DATA 605 - Assignment #9

PROBLEM SET 1

(1) Write a function that will produce a sample of random variable that is distributed according to the PDF.

# Function based on PDF 1
pdf_function_1 <- function(){
  
  # get random variable from 0 to 2
  x <- runif(1, 0, 2)
  
  if (x <= 1) { return(x) }
  else return(2-x)
}

(2)Write a function that will produce a sample of random variable that is distributed as follows

# Function based on PDF 2

pdf_function_2 <- function(x){
  x <- runif(1, 0, 2)
  if (x <= 1) { return(1-x) }
  else return(x-1)
  
}

(3) Draw 1000 samples from each of the two distributions and plot the resulting histograms.

# Call each function 1000 times and store their output vectors f1 and f2
# create histogram for each variable

f1 <- replicate(1000, pdf_function_1())
hist(f1)

f2 <- replicate(1000, pdf_function_2())
hist(f2)

The histogram distributions are uniform. This tells us that the numbers in sample sets are picked randomly.

(4) Write a program that will take a sample set size n as a parameter and the PDF as the second parameter, and perform 1000 iterations where it samples from the PDF, each time taking n samples and computes the mean of yhese n samples. It then plots a histogram of these 1000 means that it computes.

# This function takes in sample size n and function to process
sample_means <- function(samplesize, pdf_function){
  # run function provided in parameter 1000 times with the sample size given
  m <- replicate(1000, mean(replicate(samplesize, pdf_function())))
  hist(m)
}

(4) Verify that as you get n to something like 10 or 20, each of the two PDF, produce normally distributed mean of smaples, empirically verifying the Central Limit Theorem.

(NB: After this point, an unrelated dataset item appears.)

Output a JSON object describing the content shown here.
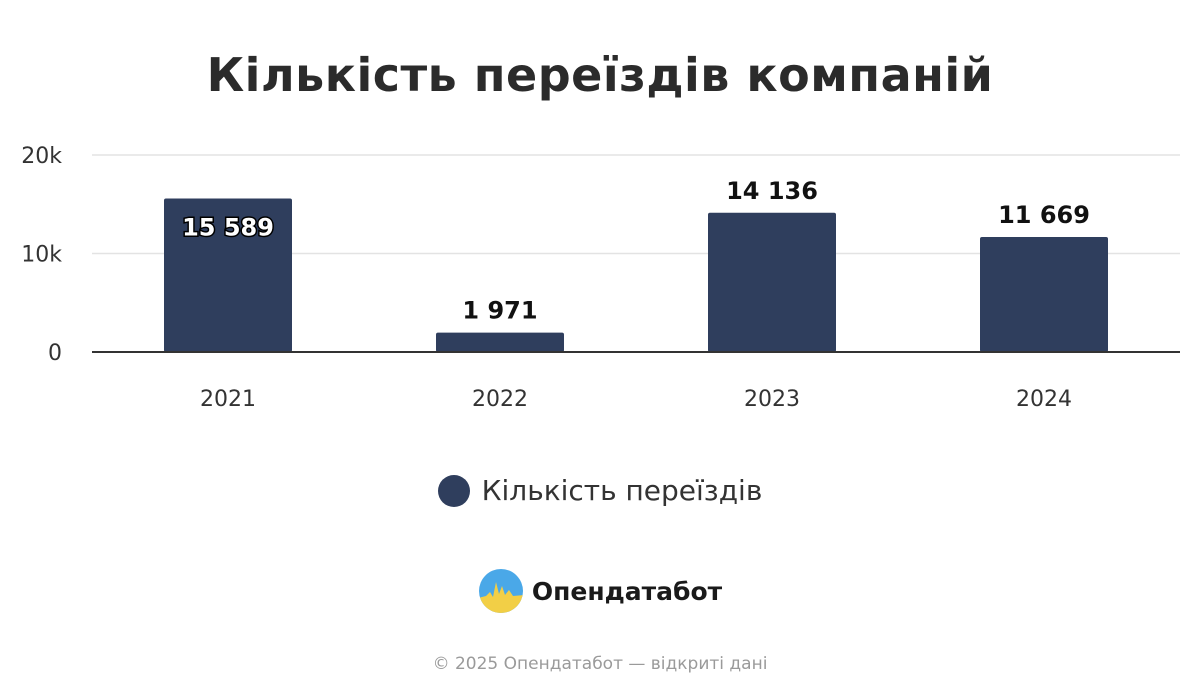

# Run samples with first function
sample_means(10,{pdf_function_1})

sample_means(20,{pdf_function_1})

# Run samples with second function
sample_means(10,{pdf_function_2})

sample_means(20,{pdf_function_2})

As noted from the histograms, the mean distribution of sample sets is nearly normal as the sample size becomes larger. The peak in the middle becomes larger. This is true for both function 1 and function 2.